Each commit message is tested against tiers in order. The first match wins.

Tier 1 — Exact (Aho-Corasick): builds a single finite-state machine from all keyword lists across all rules, then scans the message in O(n) time. Matches feat:, fix:, chore:, etc. Confidence: 0.85–0.95.

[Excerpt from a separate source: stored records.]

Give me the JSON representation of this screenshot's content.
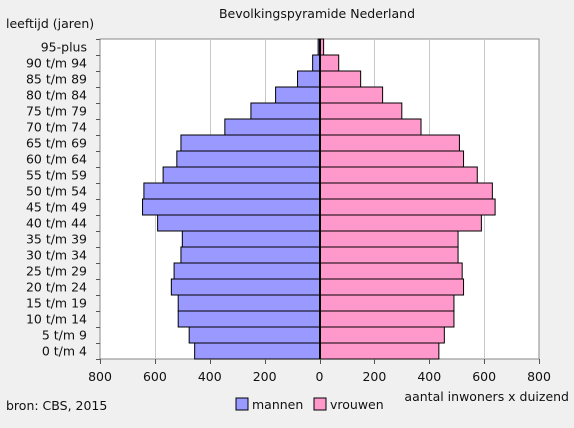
{
  "chart_data": {
    "type": "bar",
    "orientation": "horizontal",
    "layout": "population-pyramid",
    "title": "Bevolkingspyramide   Nederland",
    "ylabel": "leeftijd  (jaren)",
    "xlabel": "aantal  inwoners  x duizend",
    "source": "bron:  CBS,   2015",
    "xlim": [
      -800,
      800
    ],
    "xticks": [
      -800,
      -600,
      -400,
      -200,
      0,
      200,
      400,
      600,
      800
    ],
    "xtick_labels": [
      "800",
      "600",
      "400",
      "200",
      "0",
      "200",
      "400",
      "600",
      "800"
    ],
    "grid": true,
    "legend_position": "bottom-center",
    "categories": [
      "0 t/m 4",
      "5 t/m 9",
      "10 t/m 14",
      "15 t/m 19",
      "20 t/m 24",
      "25 t/m 29",
      "30 t/m 34",
      "35 t/m 39",
      "40 t/m 44",
      "45 t/m 49",
      "50 t/m 54",
      "55 t/m 59",
      "60 t/m 64",
      "65 t/m 69",
      "70 t/m 74",
      "75 t/m 79",
      "80 t/m 84",
      "85 t/m 89",
      "90 t/m 94",
      "95-plus"
    ],
    "series": [
      {
        "name": "mannen",
        "color": "#9999ff",
        "side": "left",
        "values": [
          455,
          475,
          515,
          515,
          540,
          530,
          505,
          500,
          590,
          645,
          640,
          570,
          520,
          505,
          345,
          250,
          160,
          80,
          25,
          5
        ]
      },
      {
        "name": "vrouwen",
        "color": "#ff99cc",
        "side": "right",
        "values": [
          435,
          455,
          490,
          490,
          525,
          520,
          505,
          505,
          590,
          640,
          630,
          575,
          525,
          510,
          370,
          300,
          230,
          150,
          70,
          15
        ]
      }
    ]
  }
}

Tier 2 — Regex: applies pre-compiled regex patterns from rules. Handles anchored conventional-commit patterns (^feat($[^)]*$)?!?:) and JIRA ticket IDs (\b[A-Z][A-Z0-9]+-\d+\b).

Tier 3 — Fuzzy heuristics: detects merge commits (via is_merge flag or "Merge pull request" prefix) and reverts (via "Revert" prefix). No external dependencies.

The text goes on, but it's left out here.